L'uomo era il più anziano di tutta la struttura ospedaliera. Oltre a lui sono stati dimessi altri sei pazienti

Ospedale San Camillo
Ospedale San Camillo di Atessa (Foto Facebook)


Nonostante i rischi che il Coronavirus reca ai più anziani, al Sud non mancano storie rincuoranti di uomini e donne che in età avanzata riescono a guarire da questa brutta malattia che ultimamente sta mietendo tantissime vittime in tutto il mondo. Dopo la bellissima storia di nonna Concetta e quella del 94enne siciliano che sono riusciti ad averla vinta sul Covid-19, adesso arriva quella di un signore ultra novantenne dell’Abruzzo.

Arrivato all’Ospedale San Camillo dopo essere stato trasferito dal Santissima Annunziata di Chieti insieme ad altre 41 persone, il 93enne meridionale era il più anziano di tutta la struttura ed è stato dichiarato guarito dopo l’esito negativo di due ultimi tamponi. Così i medici gli hanno comunicato il via libera per tornare a casa. Una volta fuori dall’ospedale ad attenderlo c’era la nipote che non ha esitato a stringerlo in un caloroso abbraccio. Adesso il 93enne abbruzzese è tornato a casa insieme ad altri 6 pazienti ricoverati nella stessa struttura ospedaliera.

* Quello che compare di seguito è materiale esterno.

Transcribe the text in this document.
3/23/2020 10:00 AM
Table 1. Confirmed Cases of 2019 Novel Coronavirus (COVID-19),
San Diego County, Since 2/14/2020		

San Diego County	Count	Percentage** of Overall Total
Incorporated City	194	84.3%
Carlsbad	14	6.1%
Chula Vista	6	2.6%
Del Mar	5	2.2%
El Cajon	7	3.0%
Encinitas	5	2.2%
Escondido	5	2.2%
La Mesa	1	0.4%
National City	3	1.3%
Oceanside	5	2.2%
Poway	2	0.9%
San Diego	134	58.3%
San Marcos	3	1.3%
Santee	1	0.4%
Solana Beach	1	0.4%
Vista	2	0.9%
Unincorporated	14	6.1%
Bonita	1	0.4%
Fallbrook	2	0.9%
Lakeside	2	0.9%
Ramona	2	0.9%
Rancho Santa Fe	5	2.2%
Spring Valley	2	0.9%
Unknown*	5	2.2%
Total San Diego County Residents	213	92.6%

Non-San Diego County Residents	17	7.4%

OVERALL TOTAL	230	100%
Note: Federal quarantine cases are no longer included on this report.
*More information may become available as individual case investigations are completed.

L’ospedale San Camillo di Atessa in questo periodo di emergenza sanitaria ospita per lo più persone 60enni, con un solo caso di una paziente più giovane di 35 anni, anche lei guarita e in attesa di essere dimessa. Una struttura confortevole, con stanze nuove molto accoglienti. Grazie alla generosità del Rotary Club di Atessa e del suo presidente Adriano Spinelli, l’ospedale abruzzese dispone di 16 televisori per i suoi pazienti malati di Coronavirus.

Gli operatori dell’ospedale San Camillo non mancano di sottolineare la grande ospitalità, serenità e competenza di tutto il personale che ha potuto giovare anche della solidarietà da parte di privati e associazioni, come quella della Caritas Diocesana che ha donato alla struttura sanitaria materiali per la sanificazione e dispositivi di protezioni per medici, infermieri e pazienti.

Per quanto riguarda la situazione Covid-19 in Abruzzo arrivano buone notizie: i casi territoriali da infezione avrebbero già toccato lo zero. Non si registrano, infatti, casi di contatti derivanti da altri contatti.